FA1 will include in its US taxable income its share of the US taxable income of USLP1, which will include the distributions received by it from FA2. In addition to actual distributions, FA2 might declare a consent dividend, i.e., a dividend that is not actually paid but is deemed under US tax law to be distributed and then contributed back to FA2 (as additional paid-in capital).

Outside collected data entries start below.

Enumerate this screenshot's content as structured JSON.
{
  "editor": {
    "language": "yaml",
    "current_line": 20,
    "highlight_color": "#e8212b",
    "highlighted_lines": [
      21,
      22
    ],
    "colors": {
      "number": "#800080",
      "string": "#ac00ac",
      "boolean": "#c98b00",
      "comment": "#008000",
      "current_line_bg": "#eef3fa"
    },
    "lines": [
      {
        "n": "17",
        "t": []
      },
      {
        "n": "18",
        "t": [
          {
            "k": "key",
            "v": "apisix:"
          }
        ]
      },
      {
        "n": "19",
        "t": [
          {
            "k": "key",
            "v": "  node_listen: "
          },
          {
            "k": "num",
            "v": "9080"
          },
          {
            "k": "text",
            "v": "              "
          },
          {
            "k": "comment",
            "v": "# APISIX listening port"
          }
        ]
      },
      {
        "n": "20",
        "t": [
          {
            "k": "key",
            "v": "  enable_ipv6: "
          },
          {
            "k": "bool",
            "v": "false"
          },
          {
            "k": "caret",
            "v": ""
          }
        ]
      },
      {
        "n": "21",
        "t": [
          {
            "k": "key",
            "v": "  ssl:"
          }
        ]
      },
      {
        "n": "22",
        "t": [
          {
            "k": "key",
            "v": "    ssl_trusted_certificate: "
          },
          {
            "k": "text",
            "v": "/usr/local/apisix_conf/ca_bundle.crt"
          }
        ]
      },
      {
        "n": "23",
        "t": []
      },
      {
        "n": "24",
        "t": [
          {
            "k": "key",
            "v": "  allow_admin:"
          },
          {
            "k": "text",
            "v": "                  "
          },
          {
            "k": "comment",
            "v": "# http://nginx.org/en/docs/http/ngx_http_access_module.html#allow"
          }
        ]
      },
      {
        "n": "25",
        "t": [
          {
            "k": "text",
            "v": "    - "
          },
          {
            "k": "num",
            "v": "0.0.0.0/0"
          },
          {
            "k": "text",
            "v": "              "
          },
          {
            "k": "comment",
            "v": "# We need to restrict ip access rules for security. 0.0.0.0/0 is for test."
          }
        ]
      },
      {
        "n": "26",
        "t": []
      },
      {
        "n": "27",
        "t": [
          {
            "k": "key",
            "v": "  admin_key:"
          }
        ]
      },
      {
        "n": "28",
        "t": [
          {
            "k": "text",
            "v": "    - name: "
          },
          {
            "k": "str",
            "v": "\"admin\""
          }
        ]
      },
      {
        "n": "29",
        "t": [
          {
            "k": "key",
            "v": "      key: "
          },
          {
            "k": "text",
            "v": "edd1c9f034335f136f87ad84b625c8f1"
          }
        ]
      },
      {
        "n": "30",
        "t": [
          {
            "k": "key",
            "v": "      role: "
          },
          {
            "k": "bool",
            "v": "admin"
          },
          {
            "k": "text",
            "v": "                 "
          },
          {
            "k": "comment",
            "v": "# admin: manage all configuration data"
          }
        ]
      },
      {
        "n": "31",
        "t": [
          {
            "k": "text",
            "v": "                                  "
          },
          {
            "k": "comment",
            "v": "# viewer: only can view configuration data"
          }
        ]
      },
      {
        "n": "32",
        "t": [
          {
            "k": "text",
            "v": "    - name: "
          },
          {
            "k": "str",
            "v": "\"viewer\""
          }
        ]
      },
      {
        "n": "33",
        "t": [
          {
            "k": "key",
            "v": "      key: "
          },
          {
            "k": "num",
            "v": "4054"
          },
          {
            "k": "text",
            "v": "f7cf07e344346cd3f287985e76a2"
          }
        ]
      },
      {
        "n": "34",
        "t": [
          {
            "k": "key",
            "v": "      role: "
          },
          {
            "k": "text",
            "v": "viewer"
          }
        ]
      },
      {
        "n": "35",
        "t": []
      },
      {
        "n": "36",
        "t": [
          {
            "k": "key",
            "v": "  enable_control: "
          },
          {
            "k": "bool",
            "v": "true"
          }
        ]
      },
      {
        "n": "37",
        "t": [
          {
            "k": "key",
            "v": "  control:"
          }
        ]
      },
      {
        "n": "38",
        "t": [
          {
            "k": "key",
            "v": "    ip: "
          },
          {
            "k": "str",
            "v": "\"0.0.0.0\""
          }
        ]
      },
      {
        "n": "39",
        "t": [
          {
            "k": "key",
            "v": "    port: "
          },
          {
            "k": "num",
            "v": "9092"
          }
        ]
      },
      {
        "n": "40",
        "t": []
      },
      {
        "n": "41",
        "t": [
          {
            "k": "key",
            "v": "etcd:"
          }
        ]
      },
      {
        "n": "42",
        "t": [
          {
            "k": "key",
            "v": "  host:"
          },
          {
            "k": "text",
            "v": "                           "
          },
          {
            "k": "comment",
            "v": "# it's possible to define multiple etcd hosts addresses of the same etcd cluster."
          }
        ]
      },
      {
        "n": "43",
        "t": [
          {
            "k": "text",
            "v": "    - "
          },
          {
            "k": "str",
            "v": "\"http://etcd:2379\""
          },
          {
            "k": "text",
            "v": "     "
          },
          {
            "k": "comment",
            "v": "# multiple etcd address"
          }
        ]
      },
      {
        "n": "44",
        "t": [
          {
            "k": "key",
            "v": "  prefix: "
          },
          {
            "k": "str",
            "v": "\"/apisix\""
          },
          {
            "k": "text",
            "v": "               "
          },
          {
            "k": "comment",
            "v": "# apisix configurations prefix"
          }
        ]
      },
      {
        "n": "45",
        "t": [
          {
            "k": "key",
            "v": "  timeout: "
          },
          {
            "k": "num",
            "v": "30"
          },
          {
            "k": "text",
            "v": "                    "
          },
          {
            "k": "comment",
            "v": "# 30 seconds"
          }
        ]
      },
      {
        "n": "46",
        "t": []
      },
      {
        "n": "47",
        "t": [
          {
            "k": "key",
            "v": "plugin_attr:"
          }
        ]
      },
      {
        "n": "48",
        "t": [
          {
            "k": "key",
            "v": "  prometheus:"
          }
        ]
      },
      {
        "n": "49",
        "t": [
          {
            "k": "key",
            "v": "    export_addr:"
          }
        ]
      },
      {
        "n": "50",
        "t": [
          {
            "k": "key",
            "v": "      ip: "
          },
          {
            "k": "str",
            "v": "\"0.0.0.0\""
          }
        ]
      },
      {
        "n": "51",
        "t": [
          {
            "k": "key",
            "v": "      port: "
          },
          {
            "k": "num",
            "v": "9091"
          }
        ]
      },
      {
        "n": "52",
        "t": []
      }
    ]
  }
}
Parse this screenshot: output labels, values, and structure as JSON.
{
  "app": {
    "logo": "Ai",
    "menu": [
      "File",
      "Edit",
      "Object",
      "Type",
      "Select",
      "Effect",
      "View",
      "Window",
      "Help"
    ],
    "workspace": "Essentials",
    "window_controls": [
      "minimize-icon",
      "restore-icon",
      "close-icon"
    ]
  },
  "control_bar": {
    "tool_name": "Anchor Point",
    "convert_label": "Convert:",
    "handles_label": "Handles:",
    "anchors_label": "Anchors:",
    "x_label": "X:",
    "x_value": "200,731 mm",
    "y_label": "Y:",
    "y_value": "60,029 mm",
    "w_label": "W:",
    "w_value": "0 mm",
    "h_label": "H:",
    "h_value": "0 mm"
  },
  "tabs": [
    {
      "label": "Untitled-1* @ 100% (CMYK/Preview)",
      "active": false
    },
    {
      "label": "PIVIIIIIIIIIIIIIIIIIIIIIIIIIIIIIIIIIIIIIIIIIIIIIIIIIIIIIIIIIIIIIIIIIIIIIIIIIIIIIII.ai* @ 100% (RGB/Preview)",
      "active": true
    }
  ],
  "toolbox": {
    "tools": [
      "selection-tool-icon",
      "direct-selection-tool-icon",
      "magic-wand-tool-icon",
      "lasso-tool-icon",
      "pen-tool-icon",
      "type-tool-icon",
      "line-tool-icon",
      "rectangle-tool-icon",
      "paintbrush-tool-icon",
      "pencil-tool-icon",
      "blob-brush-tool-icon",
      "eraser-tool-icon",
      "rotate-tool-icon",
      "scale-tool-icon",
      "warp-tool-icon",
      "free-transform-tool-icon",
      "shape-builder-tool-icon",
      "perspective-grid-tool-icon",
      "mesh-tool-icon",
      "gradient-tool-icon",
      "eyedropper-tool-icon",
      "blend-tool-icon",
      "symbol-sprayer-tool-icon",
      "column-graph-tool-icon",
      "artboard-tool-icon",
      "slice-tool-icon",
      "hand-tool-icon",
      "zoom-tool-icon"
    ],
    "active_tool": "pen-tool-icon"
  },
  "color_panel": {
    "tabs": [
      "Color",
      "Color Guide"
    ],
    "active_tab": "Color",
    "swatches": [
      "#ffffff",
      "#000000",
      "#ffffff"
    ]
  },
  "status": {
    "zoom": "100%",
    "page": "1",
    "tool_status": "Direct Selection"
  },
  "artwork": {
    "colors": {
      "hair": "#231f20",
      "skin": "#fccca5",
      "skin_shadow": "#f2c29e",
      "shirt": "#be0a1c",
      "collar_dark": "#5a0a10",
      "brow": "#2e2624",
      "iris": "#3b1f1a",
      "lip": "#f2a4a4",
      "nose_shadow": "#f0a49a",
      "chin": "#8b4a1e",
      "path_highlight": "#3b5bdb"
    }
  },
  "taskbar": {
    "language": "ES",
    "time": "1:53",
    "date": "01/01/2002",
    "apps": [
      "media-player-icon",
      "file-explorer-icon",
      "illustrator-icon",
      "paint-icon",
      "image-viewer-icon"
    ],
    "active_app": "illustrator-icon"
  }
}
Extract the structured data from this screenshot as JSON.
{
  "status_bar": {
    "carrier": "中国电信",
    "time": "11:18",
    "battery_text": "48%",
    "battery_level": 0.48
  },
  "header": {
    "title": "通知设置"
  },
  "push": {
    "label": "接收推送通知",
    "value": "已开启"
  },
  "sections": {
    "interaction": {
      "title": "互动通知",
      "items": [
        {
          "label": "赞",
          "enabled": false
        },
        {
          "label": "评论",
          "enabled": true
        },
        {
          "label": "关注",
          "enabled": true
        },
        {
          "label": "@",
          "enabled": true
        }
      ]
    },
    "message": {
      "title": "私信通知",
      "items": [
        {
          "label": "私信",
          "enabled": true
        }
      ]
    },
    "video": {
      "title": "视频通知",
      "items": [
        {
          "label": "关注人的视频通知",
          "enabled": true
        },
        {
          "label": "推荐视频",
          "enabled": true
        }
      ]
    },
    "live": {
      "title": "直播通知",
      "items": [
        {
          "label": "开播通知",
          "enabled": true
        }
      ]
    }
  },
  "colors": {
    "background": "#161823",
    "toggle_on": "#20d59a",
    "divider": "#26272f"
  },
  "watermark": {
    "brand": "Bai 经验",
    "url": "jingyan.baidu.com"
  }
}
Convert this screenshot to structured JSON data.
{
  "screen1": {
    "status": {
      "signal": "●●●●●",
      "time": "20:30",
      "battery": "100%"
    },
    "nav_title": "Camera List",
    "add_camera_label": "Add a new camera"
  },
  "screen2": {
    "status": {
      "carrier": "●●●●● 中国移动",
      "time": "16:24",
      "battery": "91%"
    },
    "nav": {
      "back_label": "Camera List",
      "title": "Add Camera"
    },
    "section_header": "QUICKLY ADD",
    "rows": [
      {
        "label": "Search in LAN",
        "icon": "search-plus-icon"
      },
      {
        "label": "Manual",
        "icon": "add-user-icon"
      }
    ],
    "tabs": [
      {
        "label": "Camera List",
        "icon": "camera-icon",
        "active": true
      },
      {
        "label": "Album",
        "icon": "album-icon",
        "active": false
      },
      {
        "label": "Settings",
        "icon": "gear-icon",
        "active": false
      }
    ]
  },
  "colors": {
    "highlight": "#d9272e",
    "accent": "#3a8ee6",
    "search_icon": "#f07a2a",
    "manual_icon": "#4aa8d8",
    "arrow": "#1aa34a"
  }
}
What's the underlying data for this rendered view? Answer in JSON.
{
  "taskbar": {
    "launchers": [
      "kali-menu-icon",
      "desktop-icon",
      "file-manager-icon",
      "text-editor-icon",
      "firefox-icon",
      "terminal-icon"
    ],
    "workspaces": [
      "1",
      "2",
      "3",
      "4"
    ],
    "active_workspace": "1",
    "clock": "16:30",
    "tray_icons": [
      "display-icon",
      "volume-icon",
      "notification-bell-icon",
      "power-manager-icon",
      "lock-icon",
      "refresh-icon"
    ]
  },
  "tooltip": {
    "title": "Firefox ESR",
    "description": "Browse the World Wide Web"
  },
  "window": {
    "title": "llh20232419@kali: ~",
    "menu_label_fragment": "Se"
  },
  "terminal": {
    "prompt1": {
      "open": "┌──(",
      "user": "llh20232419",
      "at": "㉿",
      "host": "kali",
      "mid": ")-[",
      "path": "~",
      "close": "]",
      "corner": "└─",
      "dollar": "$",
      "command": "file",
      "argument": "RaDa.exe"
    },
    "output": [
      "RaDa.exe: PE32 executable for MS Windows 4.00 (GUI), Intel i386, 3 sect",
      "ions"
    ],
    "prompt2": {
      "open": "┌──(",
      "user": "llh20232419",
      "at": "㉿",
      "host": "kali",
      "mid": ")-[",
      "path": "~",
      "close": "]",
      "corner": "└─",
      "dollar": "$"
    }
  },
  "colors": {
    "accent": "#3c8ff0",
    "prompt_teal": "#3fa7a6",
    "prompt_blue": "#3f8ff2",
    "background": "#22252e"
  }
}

The proportionate economic interest of FA1 directly or indirectly in USLP2 is expected to decline over time due to arm’s length investors subscribing for USLP1 or USLP2 units, so that FA2 and the underlying LLCs will eventually cease to be foreign affiliates of Canco.

CRA ruled:

  • US income tax paid by FA1 on FA1’s share of the distributions paid by FA2 and on any consent dividends will be “foreign accrual tax” (as defined in s. 95(1)) applicable to amounts that are included in Canco’s income under s. 91(1) in respect of the FA1 shares, to the extent that those distributions (and any consent dividends) can reasonably be regarded as distributions of amounts that are included, directly or indirectly, in computing income of USLP2 under s. 91(1).
  • Provided that, at any time in a particular taxation year, the total equity percentage in FA2 of Canco, and of persons related to Canco taking into account the rules in s. 93.1(1) is at least 10%, such US income taxes paid by FA1 will not be underlying foreign tax of FA1 in respect of Canco by reason of the application of Reg. 5907(1.03).
  • Conversely, if this 10% test is not met, such US income tax will be underlying foreign tax of FA1 in respect of Canco to the extent that FA1’s share of the FA2 distributions (and of any consent dividends) can reasonably be regarded as distributions of amounts that are included, directly or indirectly, in computing income of USLP2 under s. 91(1).

Neal Armstrong. Summary of 2022 Ruling 2020-0859851R3 under s. 95(1) – foreign accrual tax.